Thanks for the replies. I am very happy that I found this place
I don't know what my comfort level is. As for my boundaries that is a line that has changed quite a bit these last 9 months. He is my best friend, I like him for who he is, but he is not my type and I don't find him sexually attractive (although he is very adorable and super funny). My mom likes him enough that he is even allowed in my bedroom, although it's probably because she knows that nothing would happen between us.
We have a close enough "friends" relationship that I went right to him right after I lost my virginity, and I had no problem crying with him and talking about it. I like the relationship that we have because he is different, he is not the normal boy in class, and I love him for it.
The sex we had a couple week ago was extremely basic penis/vagina stuff, no foreplay and no kissing and he didn't even want to see me naked. He was just curious and wanted to know what it was like. I did not feel obligated to do it, I found it funny that he asked, and I had no problem doing it with him, but I was thinking it was just a one time thing.
I think what I want to do is try it and see, but we are going to have a big talk about this before we do it! I guess he is curious and I am curious just as much but for different reasons? Or maybe I am just curious because he is?
I still don't understand why he is becoming somebody else with me, that is the one big question I have. I don't understand what he wants out of this, that is my other big question. Isn't he asking me to somewhat change my sexual orientation? Or maybe I could say that this is just fun and games between us and nothing more?

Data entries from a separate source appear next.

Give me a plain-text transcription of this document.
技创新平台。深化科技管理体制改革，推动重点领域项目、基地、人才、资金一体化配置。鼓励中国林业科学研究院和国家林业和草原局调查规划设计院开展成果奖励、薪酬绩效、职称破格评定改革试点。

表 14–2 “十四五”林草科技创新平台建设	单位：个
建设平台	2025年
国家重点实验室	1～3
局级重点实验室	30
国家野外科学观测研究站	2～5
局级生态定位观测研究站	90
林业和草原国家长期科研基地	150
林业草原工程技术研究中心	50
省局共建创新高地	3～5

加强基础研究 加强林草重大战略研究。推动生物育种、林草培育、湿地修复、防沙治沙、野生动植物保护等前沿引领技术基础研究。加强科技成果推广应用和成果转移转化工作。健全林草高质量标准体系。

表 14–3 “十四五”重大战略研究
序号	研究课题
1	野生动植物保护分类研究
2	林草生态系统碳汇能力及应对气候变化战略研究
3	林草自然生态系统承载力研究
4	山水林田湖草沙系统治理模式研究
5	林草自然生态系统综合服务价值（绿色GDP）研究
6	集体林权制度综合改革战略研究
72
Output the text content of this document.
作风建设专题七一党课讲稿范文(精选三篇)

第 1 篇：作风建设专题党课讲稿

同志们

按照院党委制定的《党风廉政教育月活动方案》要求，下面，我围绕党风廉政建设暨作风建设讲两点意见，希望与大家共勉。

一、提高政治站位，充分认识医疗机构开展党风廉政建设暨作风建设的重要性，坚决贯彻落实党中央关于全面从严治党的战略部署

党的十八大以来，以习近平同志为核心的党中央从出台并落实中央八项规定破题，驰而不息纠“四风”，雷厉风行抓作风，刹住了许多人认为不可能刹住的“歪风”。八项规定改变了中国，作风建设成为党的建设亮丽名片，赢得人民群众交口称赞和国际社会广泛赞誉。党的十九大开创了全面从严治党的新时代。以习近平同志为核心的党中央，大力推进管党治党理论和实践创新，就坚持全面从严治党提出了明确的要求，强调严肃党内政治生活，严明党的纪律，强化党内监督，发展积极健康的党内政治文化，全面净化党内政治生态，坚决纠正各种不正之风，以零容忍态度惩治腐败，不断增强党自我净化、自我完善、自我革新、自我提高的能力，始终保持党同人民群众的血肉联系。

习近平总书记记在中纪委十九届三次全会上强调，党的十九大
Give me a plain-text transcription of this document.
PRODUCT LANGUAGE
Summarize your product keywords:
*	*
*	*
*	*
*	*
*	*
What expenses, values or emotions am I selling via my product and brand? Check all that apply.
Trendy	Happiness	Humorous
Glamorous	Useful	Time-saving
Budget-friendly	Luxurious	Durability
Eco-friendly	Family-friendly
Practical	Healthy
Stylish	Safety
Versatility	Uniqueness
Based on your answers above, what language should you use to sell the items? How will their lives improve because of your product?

Should I ask him if he wants to be nonbinary? And how does that work? Is he a guy who likes guys one time and a guy that now likes girls the next? Or should I call him a they and let him see if they likes to be with a girl? But am I a nonbinary when I has sex with him? I am laughing with confusion btw, lol!
I did text him back and told him that we can talk about this and see what happens. I don't want to be in a rush about something like this.